Question

At what height above the Earth’s surface would the Earth’s gravitational field strength be equal to 7.5 N/kg?

Answer given: 915.8 km

Answer 1

This occurs at a distance of `7.3xx10^6` m from the centre of the Earth (which is 900 km from the surface).

Explanation:

Are we okay to start from the field equation for the Earth's gravitational field?

`g=(GM)/r^2` where M is the mass of the Earth.
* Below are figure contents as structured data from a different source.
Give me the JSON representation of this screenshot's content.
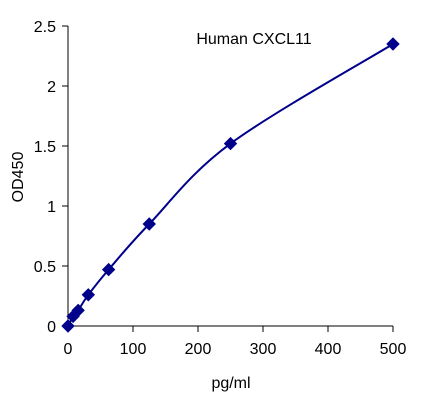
{
  "chart_data": {
    "type": "scatter",
    "title": "Human CXCL11",
    "xlabel": "pg/ml",
    "ylabel": "OD450",
    "xlim": [
      0,
      500
    ],
    "ylim": [
      0,
      2.5
    ],
    "x_ticks": [
      0,
      100,
      200,
      300,
      400,
      500
    ],
    "x_tick_labels": [
      "0",
      "100",
      "200",
      "300",
      "400",
      "500"
    ],
    "y_ticks": [
      0,
      0.5,
      1,
      1.5,
      2,
      2.5
    ],
    "y_tick_labels": [
      "0",
      "0.5",
      "1",
      "1.5",
      "2",
      "2.5"
    ],
    "grid": false,
    "legend": "none",
    "series": [
      {
        "x": [
          0,
          7.8,
          15.6,
          31.25,
          62.5,
          125,
          250,
          500
        ],
        "y": [
          0.0,
          0.08,
          0.13,
          0.26,
          0.47,
          0.85,
          1.52,
          2.35
        ],
        "marker": "diamond",
        "color": "#00008b",
        "line": "smooth"
      }
    ]
  }
}
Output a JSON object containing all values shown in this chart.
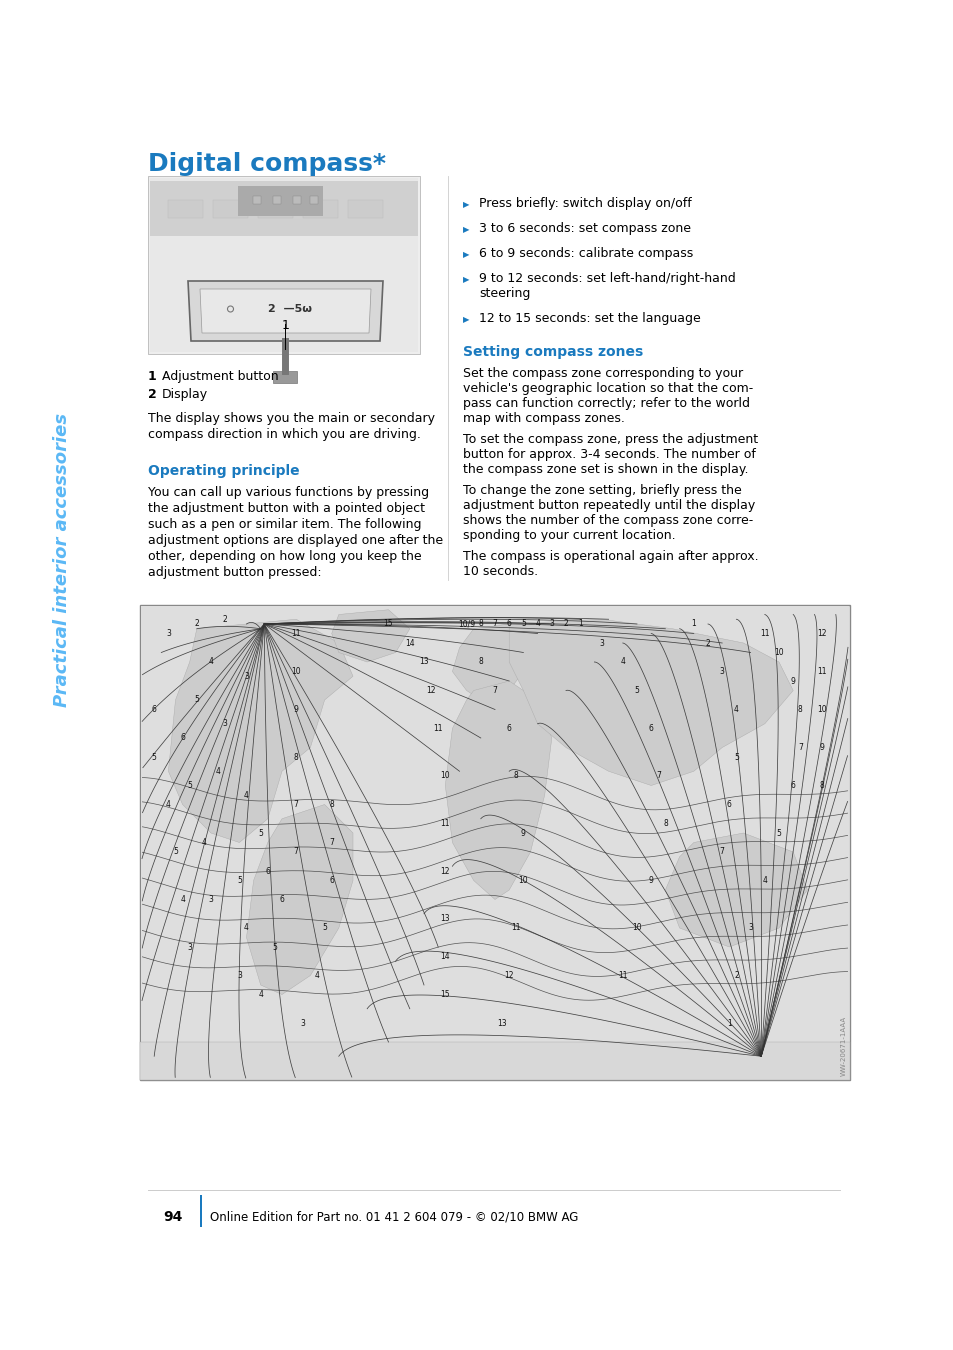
{
  "title": "Digital compass*",
  "sidebar_text": "Practical interior accessories",
  "section1_heading": "Operating principle",
  "section2_heading": "Setting compass zones",
  "bullet_items": [
    [
      "Press briefly: switch display on/off"
    ],
    [
      "3 to 6 seconds: set compass zone"
    ],
    [
      "6 to 9 seconds: calibrate compass"
    ],
    [
      "9 to 12 seconds: set left-hand/right-hand",
      "steering"
    ],
    [
      "12 to 15 seconds: set the language"
    ]
  ],
  "label1_num": "1",
  "label1_text": "Adjustment button",
  "label2_num": "2",
  "label2_text": "Display",
  "caption_text": "The display shows you the main or secondary\ncompass direction in which you are driving.",
  "op_principle_text": "You can call up various functions by pressing\nthe adjustment button with a pointed object\nsuch as a pen or similar item. The following\nadjustment options are displayed one after the\nother, depending on how long you keep the\nadjustment button pressed:",
  "setting_zones_text1": "Set the compass zone corresponding to your\nvehicle's geographic location so that the com-\npass can function correctly; refer to the world\nmap with compass zones.",
  "setting_zones_text2": "To set the compass zone, press the adjustment\nbutton for approx. 3-4 seconds. The number of\nthe compass zone set is shown in the display.",
  "setting_zones_text3": "To change the zone setting, briefly press the\nadjustment button repeatedly until the display\nshows the number of the compass zone corre-\nsponding to your current location.",
  "setting_zones_text4": "The compass is operational again after approx.\n10 seconds.",
  "footer_page": "94",
  "footer_text": "Online Edition for Part no. 01 41 2 604 079 - © 02/10 BMW AG",
  "blue_color": "#1a7abf",
  "light_blue": "#5bb8f5",
  "text_color": "#000000",
  "bg_color": "#ffffff"
}
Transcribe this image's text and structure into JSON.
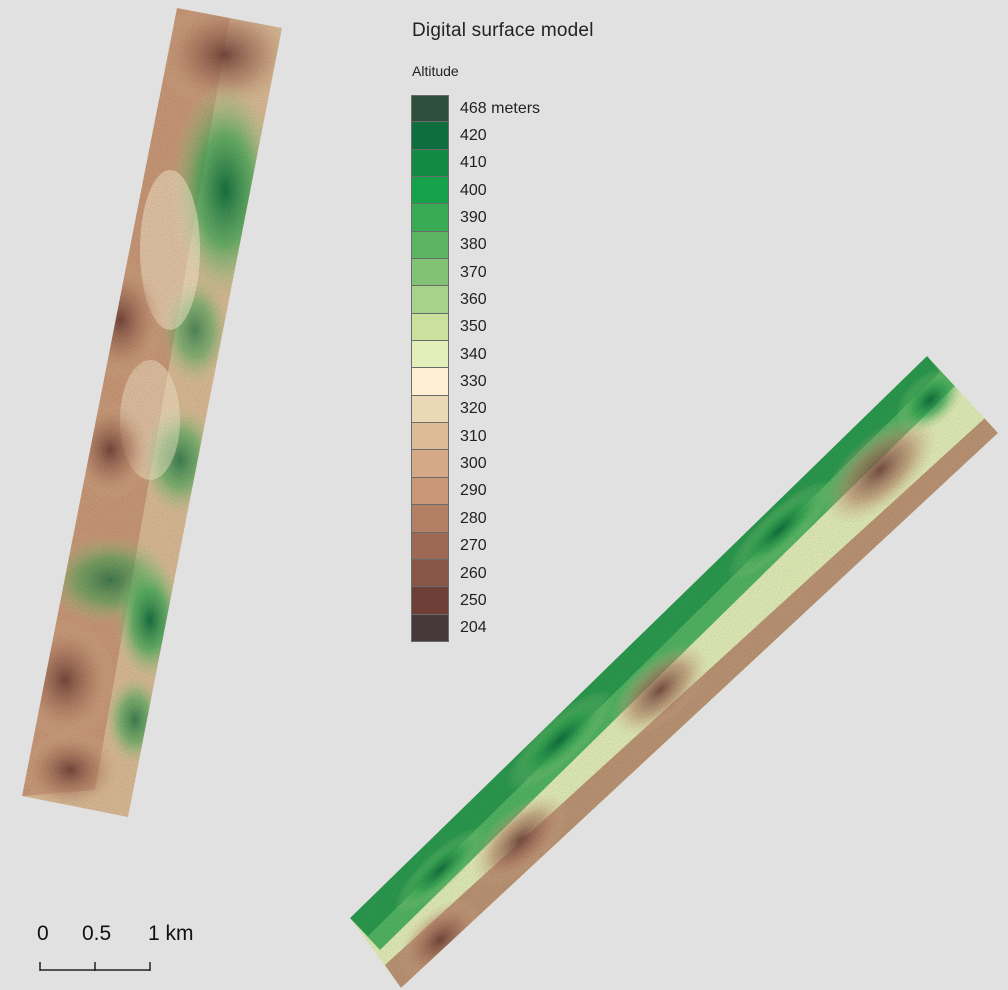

What you do now, is change the subject of this equation so it solves for r:

`r = sqrt((GM)/g)`

Plug in the numbers, and you have it!

`r = sqrt(((6.67xx10^(-11))(5.98xx10^(24)))/7.5)`

= `7.3 xx 10^6` m

(By the way, since this value is from the centre of the Earth, and the radius of the Earth is `6.4 xx 10^6` m, we are looking at a point only 900 000 m (900 km) above the surface of the Earth.)

Answer 2

See below.

Explanation:

Given

`G = 6.673 10^(-11)`
`M_(earth) = 5.98 10^24`
`R_(earth) = 6.38 10^6` All in SI units.

We need the value of `r` such that

`(G M_(earth))/(R_(earth)+r)^2=7.5`

Solving for `r` we get

`r = 914.2` Km